1. Field of the Invention
The present invention concerns computer-memory allocators and in particular mechanisms that they employ for coalescing memory blocks.
2. Background Information
Some of the instructions that a processor reads from its memory direct it to read data stored in other memory locations. The program as loaded often specifies the locations in which the data are to be stored: memory is allocated statically. But many programs generate large quantities of intermediate results that require only temporary storage. To use memory efficiently, memory should not be allocated to such results unless and until they are actually produced: it should be allocated dynamically. And, once the program no longer needs the data for which space was thus allocated, the program should be allowed to reuse that memory space.

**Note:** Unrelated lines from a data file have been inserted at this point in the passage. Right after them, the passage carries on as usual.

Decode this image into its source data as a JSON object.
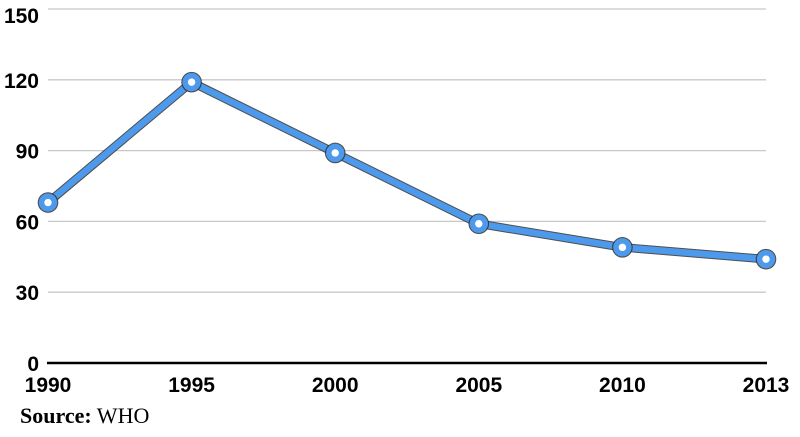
{
  "chart_data": {
    "type": "line",
    "categories": [
      "1990",
      "1995",
      "2000",
      "2005",
      "2010",
      "2013"
    ],
    "series": [
      {
        "name": "value",
        "values": [
          68,
          119,
          89,
          59,
          49,
          44
        ]
      }
    ],
    "title": "",
    "xlabel": "",
    "ylabel": "",
    "ylim": [
      0,
      150
    ],
    "y_ticks": [
      0,
      30,
      60,
      90,
      120,
      150
    ],
    "grid": true,
    "legend": "none",
    "marker_style": "circle-with-white-center",
    "colors": {
      "line": "#4d99eb",
      "line_outline": "#2f2f2f",
      "marker_center": "#ffffff",
      "gridline": "#c8c8c8",
      "axis": "#000000",
      "tick_label": "#000000",
      "background": "#ffffff"
    }
  },
  "footer": {
    "source_label": "Source:",
    "source_value": " WHO"
  }
}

For this reason, most large programs employ a “heap” of dynamically allocable memory. As the program proceeds, various previously free memory blocks within the heap contain needed data, while other memory blocks become free for reuse because they contain data that are no longer needed. To keep track, the computer system usually maintains an inventory of the locations and sizes of “free” memory blocks, i.e., of memory blocks that can receive new results.

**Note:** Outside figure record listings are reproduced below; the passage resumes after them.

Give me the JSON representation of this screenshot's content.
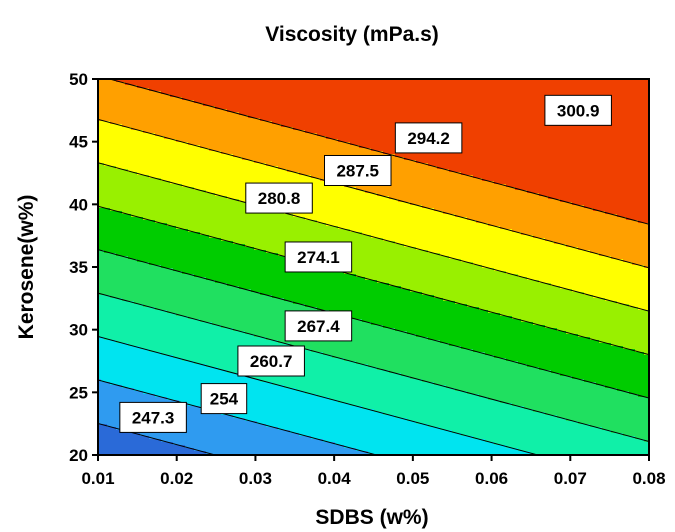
{
  "chart_data": {
    "type": "contour",
    "title": "Viscosity (mPa.s)",
    "xlabel": "SDBS (w%)",
    "ylabel": "Kerosene(w%)",
    "xlim": [
      0.01,
      0.08
    ],
    "ylim": [
      20,
      50
    ],
    "xticks": [
      "0.01",
      "0.02",
      "0.03",
      "0.04",
      "0.05",
      "0.06",
      "0.07",
      "0.08"
    ],
    "yticks": [
      "20",
      "25",
      "30",
      "35",
      "40",
      "45",
      "50"
    ],
    "surface_fit": {
      "intercept": 200.5,
      "coef_x": 327.0,
      "coef_y": 1.933
    },
    "contour_levels": [
      247.3,
      254,
      260.7,
      267.4,
      274.1,
      280.8,
      287.5,
      294.2,
      300.9
    ],
    "contour_labels": [
      {
        "text": "247.3",
        "x": 0.017,
        "y": 23.0
      },
      {
        "text": "254",
        "x": 0.026,
        "y": 24.5
      },
      {
        "text": "260.7",
        "x": 0.032,
        "y": 27.5
      },
      {
        "text": "267.4",
        "x": 0.038,
        "y": 30.3
      },
      {
        "text": "274.1",
        "x": 0.038,
        "y": 35.8
      },
      {
        "text": "280.8",
        "x": 0.033,
        "y": 40.5
      },
      {
        "text": "287.5",
        "x": 0.043,
        "y": 42.7
      },
      {
        "text": "294.2",
        "x": 0.052,
        "y": 45.3
      },
      {
        "text": "300.9",
        "x": 0.071,
        "y": 47.5
      }
    ],
    "band_colors": [
      "#2a6ad8",
      "#2f9bf0",
      "#00e4f0",
      "#10f0a8",
      "#20e060",
      "#00cc00",
      "#99f000",
      "#ffff00",
      "#ffa000",
      "#f04000"
    ]
  }
}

Now, computer programs typically deal with data as various-sized “objects,” each of which typically has all of its data stored in contiguous memory locations. So a block of (contiguous) memory locations must be found when the time comes to allocate memory dynamically to an object. An allocator is the system component that handles the task of keeping track of such free memory blocks and determining which of the free memory blocks are to be used to store new data.
Allocators occur at various levels in the software hierarchy. An operating system itself generates data for which it must dynamically allocate memory, so one of an operating system's tasks is to act as an allocator for that purpose. The operating system typically also serves as an allocator in response to various system calls made by applications programs. The C library function malloc( ), for instance, is a system call that an application uses to ask the system to allocate memory to the application. The free( ) library function conversely tells the system that the calling process no longer needs the data contained by the memory block that the call identifies.
Additionally, some applications that have called upon the operating system to allocate them memory will in turn act as allocators in “sub-allocating” that memory. An example of such an application is the Java Virtual Machine (“JVM”). (Java is a trademark or registered trademark of Sun Microsystems, Inc., in the United States and other countries.) Such an application calls upon the operating system to allocate it memory for its private heap, which it sub-allocates to objects created by the virtual-machine-language programs that it executes. The input to the JVM is one or more “class files,” which include virtual-machine programs, i.e., sequences of the virtual machine's instructions. Included in the virtual machine's instruction set are instructions for allocating new objects, and the virtual machine can so operate as to allocate object memory by removing objects from the free-block inventory. The JVM not only executes the class file's explicit instructions but also performs automatic “garbage collection”: it identifies objects that the virtual-machine program will no longer use. The JVM may add such objects' memory space to the free-block inventory after they are thus identified.
Independently of the software-hierarchy level at which an allocator operates, two functions that it must perform are “splitting” and “coalescing.” When a program frees a memory block of a relatively large size, the allocator may initially place it in its free-block inventory as a single block. If a program thereafter requests allocation of a smaller block and no block of the requested size is available, the allocator may split that block into smaller blocks. Conversely, the allocator may have several relatively small contiguous blocks in its inventory, and it may coalesce those blocks into a single composite block. (Workers in this field treat coalesce as a transitive verb.).
Now, many programs have certain phases of operation in which coalescing is significantly less expensive than it is at other times. In the case of a program that periodically performs mark-sweep garbage collection, for instance, memory blocks that are contiguous are identified most readily during the phase in which the program sweeps, i.e., identifies no-longer-needed memory space. It is valuable in some cases to perform coalescing in connection with the sweep operation rather than wait until the need to allocate space for a large object actually arises. Such preemptive coalescing is therefore practiced widely.
But preemptive coalescing can also be counterproductive. If a lot of contiguous blocks are identified and coalesced, the number of smaller blocks may later prove to be inadequate, and blocks resulting from coalescing may simply have to be split again. So some coalescing can prove to be unnecessary and detract from program performance.
To reduce such unnecessary coalescing and splitting, it has been proposed that the allocator use an adaptive policy, one that limits the volume of uncoalesced blocks and adapts the supplies of various-sized blocks to the program's recent usage pattern. Specifically, it has been proposed that memory blocks of selected sizes be put on “quick lists,” whose blocks are not subject to coalescing, but that the quick lists be flushed periodically into the general free-block population, where coalescing is permitted.